Professor Margaret Somerville fears that once euthanasia and assisted suicide are legalised they will be impossible to control.
Her concerns come amid reports that the government in Victoria plans to introduce legislation on the matter this year. A similar debate will take place in the New South Wales Parliament.
In 2004, Somerville won the inaugural UNESCO Avicenna Prize for Ethics in Science for her important contributions to the ethical and legal aspects of medicine and science.
She recently returned to Australia from Canada, where she was a prominent voice in the fight against legalising assisted suicide.
“Wherever it has been legislated there are very serious problems”, she said.
In the first seven months of the legalisation of assisted suicide in Quebec, there were a recorded 262 doctor-assisted deaths. In eight per cent of cases it was revealed that doctors had not complied with the law.
“Now when the law is brand new and you still can’t get doctors to comply with it, what hope have you got once complacency sets in?” Dr Somerville said.

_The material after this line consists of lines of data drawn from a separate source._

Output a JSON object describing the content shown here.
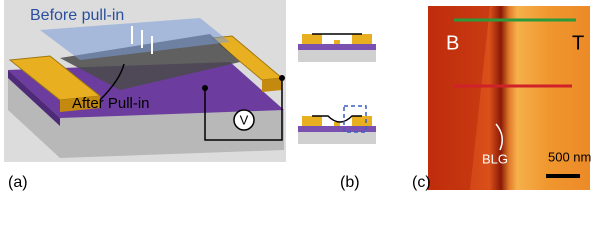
{
  "panel_a": {
    "label": "(a)",
    "before_text": "Before pull-in",
    "after_text": "After Pull-in",
    "voltage_symbol": "V"
  },
  "panel_b": {
    "label": "(b)"
  },
  "panel_c": {
    "label": "(c)",
    "left_electrode": "B",
    "right_electrode": "T",
    "flake_label": "BLG",
    "scale_bar": "500 nm"
  }
}
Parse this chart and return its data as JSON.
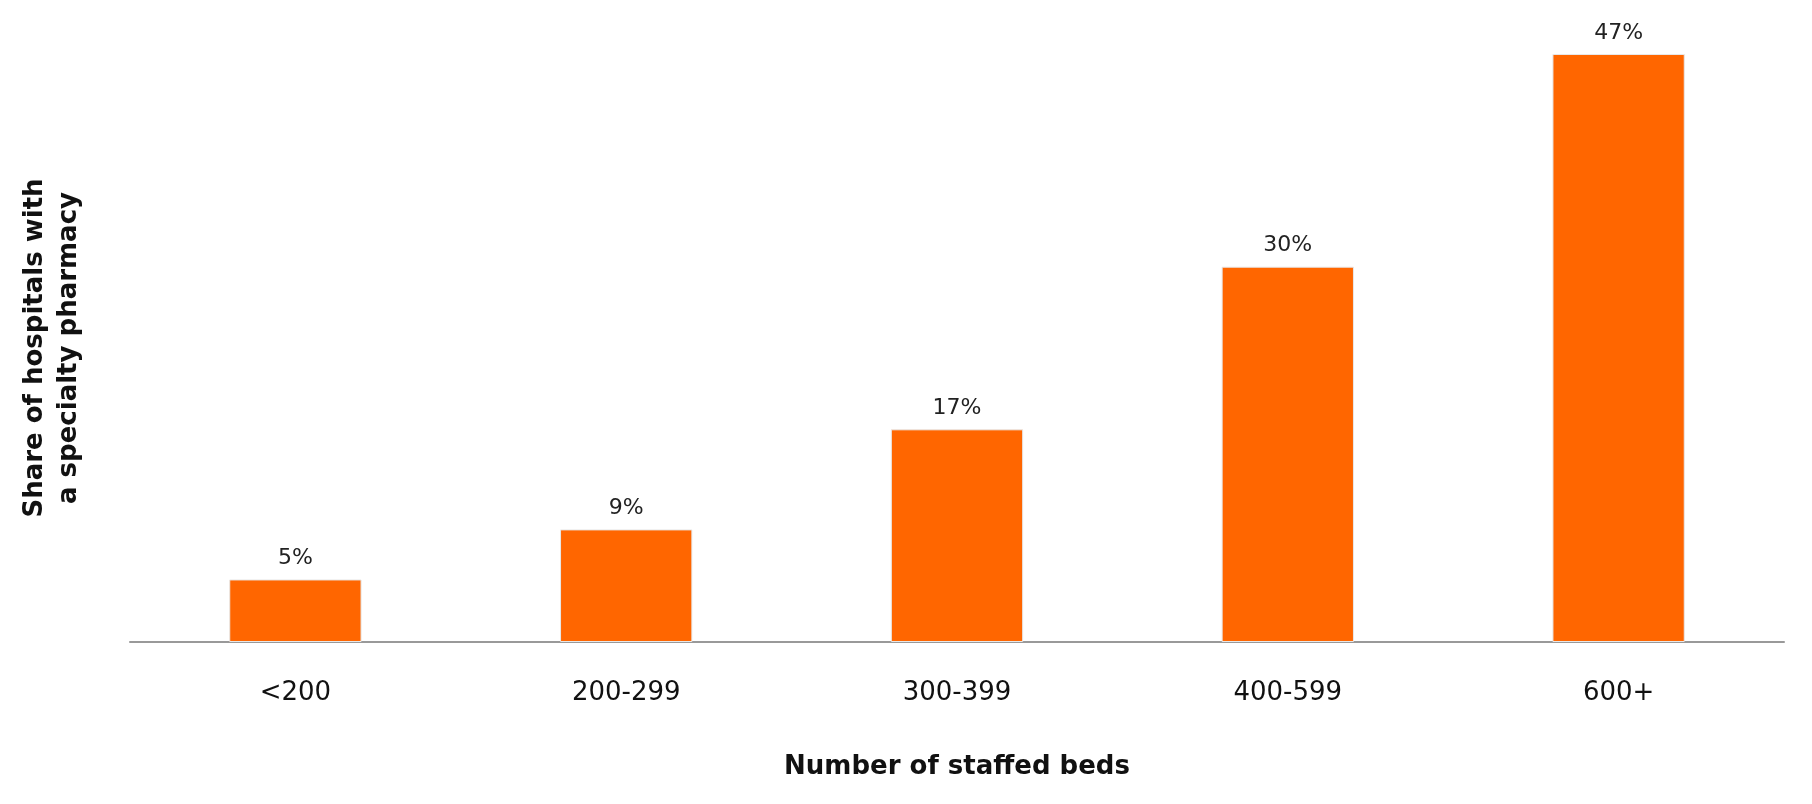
{
  "chart_data": {
    "type": "bar",
    "xlabel": "Number of staffed beds",
    "ylabel": "Share of hospitals with\na specialty pharmacy",
    "categories": [
      "<200",
      "200-299",
      "300-399",
      "400-599",
      "600+"
    ],
    "values": [
      5,
      9,
      17,
      30,
      47
    ],
    "color": "#ff6600",
    "data_labels": true,
    "value_labels": [
      "5%",
      "9%",
      "17%",
      "30%",
      "47%"
    ],
    "grid": false
  }
}
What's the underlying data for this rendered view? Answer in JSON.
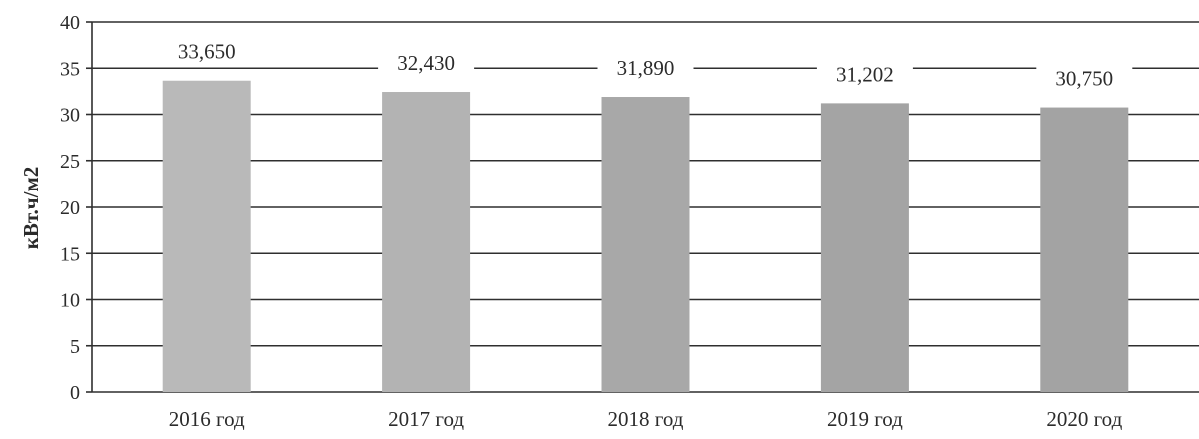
{
  "chart_data": {
    "type": "bar",
    "categories": [
      "2016 год",
      "2017 год",
      "2018 год",
      "2019 год",
      "2020 год"
    ],
    "values": [
      33.65,
      32.43,
      31.89,
      31.202,
      30.75
    ],
    "data_labels": [
      "33,650",
      "32,430",
      "31,890",
      "31,202",
      "30,750"
    ],
    "ylabel": "кВт.ч/м2",
    "ylim": [
      0,
      40
    ],
    "yticks": [
      0,
      5,
      10,
      15,
      20,
      25,
      30,
      35,
      40
    ],
    "ytick_labels": [
      "0",
      "5",
      "10",
      "15",
      "20",
      "25",
      "30",
      "35",
      "40"
    ],
    "grid": true,
    "legend": "none",
    "colors": {
      "bars": [
        "#b9b9b9",
        "#b3b3b3",
        "#a8a8a8",
        "#a4a4a4",
        "#a3a3a3"
      ],
      "grid": "#2f2f2f",
      "text": "#2b2b2b"
    }
  }
}
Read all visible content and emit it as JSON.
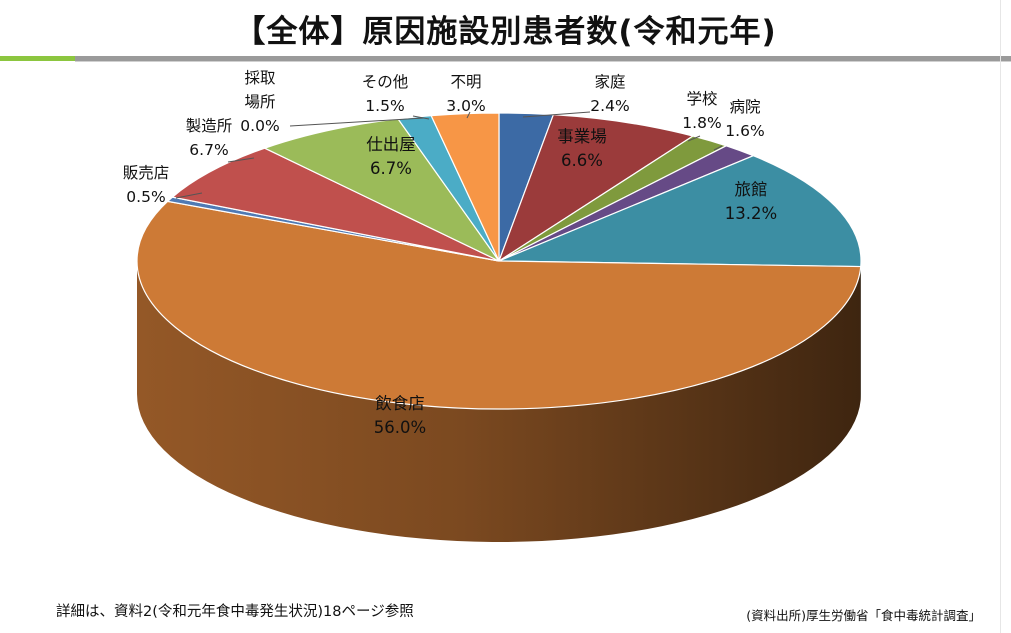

She added “one of the things that pro-euthanasia people argue is that euthanasia or assisted suicide will be rare. Well, 262 cases in just seven months is not rare”.
She calculated that if the rate of cases of assisted suicide and euthanasia in Belgium and the Netherlands were applied to Australia there would be around 6,000 such deaths every year.
“The case for euthanasia has been made by making it seem harmless”, said Somerville.
262 cases in just seven months is not rare.
Professor Theo Boer, who formerly worked for the Dutch government as part of a euthanasia watchdog, said it was hard to support the claim that the law in the Netherlands was working well.
And Professor Aaron Kheriaty, who specialises in psychiatry, said there are serious problems with the laws in Oregon, where assisted suicide has been legal since 1997.
Among other concerns, he highlighted how, after a period of decline in suicide rates in the 1990s, the number of suicides rose dramatically in the following decade.